Most of the Supporting Studies Were Inadequately Controlled

One of the favorite ways drug manufacturers design studies to skew results in favor of their product is to choose inappropriate controls.[756] Just like a drug company might choose an inadequate dosing of the comparison drug to artificially inflate the results of their own product, many of the “supporting” studies of the Atkins Diet were compared to diets that were “low fat” in name only, and yet the Atkins Diet still failed to outperform them long-term.

In what was to become the single largest and longest controlled study of the Atkins Diet to date, researchers published “A Low-Carbohydrate as Compared to a Low Fat Diet in Severe Obesity” in the New England Journal of Medicine.[757] Both the press[758] and the Atkins Corporation[759] heralded the findings as proof that low-carb diets were in some ways superior to low fat diets. The problem is that the control group was never actually on a low fat diet. They started out eating 33% calories from fat like the rest of America,[760] and at the end of the 6 month study period in which they were supposedly switched to a “low-fat” diet, they were eating… 33% calories from fat.[761]

At the end of a year, those that remained in the “low-fat” group were eating even more fat than average–34% calories from fat,[762] yet you continued to erroneously describe this as a low fat diet. On your website “Atkins professionals” claim that the “low fat” control group “followed a calorie-restricted diet with less than 30% of calories from fat per day.”[763] This is false. And even though the study was inadequately controlled, the low-carb diet, according to the researchers, “provided no weight loss advantage” compared to the group that hardly seemed to be on a diet at all.[764]

This is the same story we see in every single year-long controlled trial of low-carb diets. Not a single one showed significantly more weight lost at the end of the year on the low-carb diets than on the control “low fat” diets. And in the two year-long studies that compared low-carb diets to actual low fat diets, the low fat diets seemed to win.[765,767]

In one year-long study, those who ate as much as they wanted of a low fat vegan diet lost an average of 52 pounds–60% more than those reportedly on Atkins lost.[765,766] And in the year-long comparison of the Atkins Diet to Ornish’s diet, Weight Watchers, and The Zone Diet, the Atkins Diet came in dead last in terms of weight lost at the end of the year.
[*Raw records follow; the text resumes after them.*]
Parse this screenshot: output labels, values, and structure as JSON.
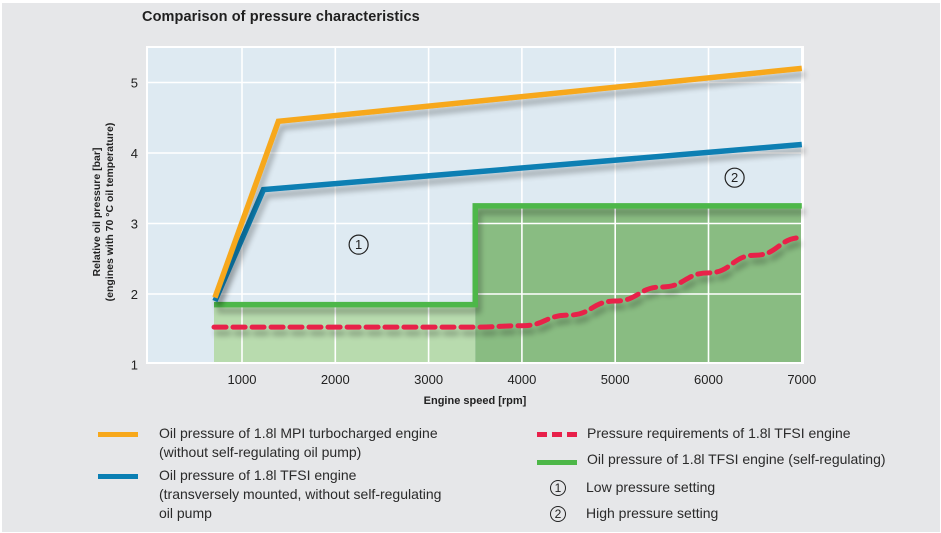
{
  "chart_data": {
    "type": "line",
    "title": "Comparison of pressure characteristics",
    "xlabel": "Engine speed [rpm]",
    "ylabel": "Relative oil pressure [bar]",
    "ylabel_sub": "(engines with 70 °C oil temperature)",
    "xlim": [
      0,
      7000
    ],
    "ylim": [
      1,
      5.4
    ],
    "xticks": [
      1000,
      2000,
      3000,
      4000,
      5000,
      6000,
      7000
    ],
    "yticks": [
      1,
      2,
      3,
      4,
      5
    ],
    "grid": true,
    "legend_position": "bottom",
    "series": [
      {
        "name": "Oil pressure of 1.8l MPI turbocharged engine",
        "name_sub": "(without self-regulating oil pump)",
        "style": "solid",
        "color": "#f7a81b",
        "x": [
          710,
          1390,
          7000
        ],
        "y": [
          1.95,
          4.45,
          5.2
        ]
      },
      {
        "name": "Oil pressure of 1.8l TFSI engine",
        "name_sub": "(transversely mounted, without self-regulating",
        "name_sub2": "oil pump",
        "style": "solid",
        "color": "#0a7fb3",
        "x": [
          710,
          1230,
          7000
        ],
        "y": [
          1.9,
          3.48,
          4.12
        ]
      },
      {
        "name": "Pressure requirements of 1.8l TFSI engine",
        "style": "dashed",
        "color": "#e8204a",
        "x": [
          700,
          1000,
          2000,
          3000,
          3500,
          4000,
          4500,
          5000,
          5500,
          6000,
          6500,
          7000
        ],
        "y": [
          1.53,
          1.53,
          1.53,
          1.53,
          1.53,
          1.55,
          1.7,
          1.9,
          2.1,
          2.3,
          2.55,
          2.8
        ]
      },
      {
        "name": "Oil pressure of 1.8l TFSI engine (self-regulating)",
        "style": "solid-filled-step",
        "color": "#4db748",
        "x": [
          700,
          3500,
          3500,
          7000
        ],
        "y": [
          1.85,
          1.85,
          3.25,
          3.25
        ]
      }
    ],
    "regions": [
      {
        "label": "1",
        "description": "Low pressure setting",
        "x_range": [
          700,
          3500
        ],
        "color": "#b8dbae",
        "marker_at": [
          2250,
          2.7
        ]
      },
      {
        "label": "2",
        "description": "High pressure setting",
        "x_range": [
          3500,
          7000
        ],
        "color": "#89bc82",
        "marker_at": [
          6280,
          3.65
        ]
      }
    ]
  },
  "legend": {
    "left": [
      {
        "line1": "Oil pressure of 1.8l MPI turbocharged engine",
        "line2": "(without self-regulating oil pump)",
        "color": "#f7a81b"
      },
      {
        "line1": "Oil pressure of 1.8l TFSI engine",
        "line2": "(transversely mounted, without self-regulating",
        "line3": "oil pump",
        "color": "#0a7fb3"
      }
    ],
    "right": [
      {
        "line1": "Pressure requirements of 1.8l TFSI engine",
        "color": "#e8204a"
      },
      {
        "line1": "Oil pressure of 1.8l TFSI engine (self-regulating)",
        "color": "#4db748"
      },
      {
        "marker": "1",
        "line1": "Low pressure setting"
      },
      {
        "marker": "2",
        "line1": "High pressure setting"
      }
    ]
  }
}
Ornish’s low fat vegetarian diet seemed to show the most weight loss.[767] Yet you continue to list this study as “supporting Atkins.”[768]

Most of the studies cited as “supporting Atkins” lasted at most a few months,[769-786] half had 15 or fewer people on the diet,[787-803] and a third lacked any control group at all.[804-814] And the majority of those that did randomize people into a control group compared low-carb diets to “low fat” diets containing between 29% and 35% calories from fat.[815-822] That is not a low fat diet.[823]

Calorie-restricted, portion-controlled, moderate fat (30%)[824] diets have a consistent history of failure to maintain long-term weight loss.[825] What better diet to use as a comparison group, then, to increase the odds that low-carb diets will show more weight loss. And still, even using inadequate controls, low-carb diets failed to outperform control “low fat” diets in every single long-term study ever done.[826-829]

A truly low-fat diet (<25%) and exercise is the only approach found to provide long-term successful weight loss, based on a study of 5000[830] Americans who lost an average of more than 70 pounds each and kept it off for more than 6 years.[831] According to one of the chief investigators of that study, “Almost nobody’s on a low-carbohydrate diet.”[832]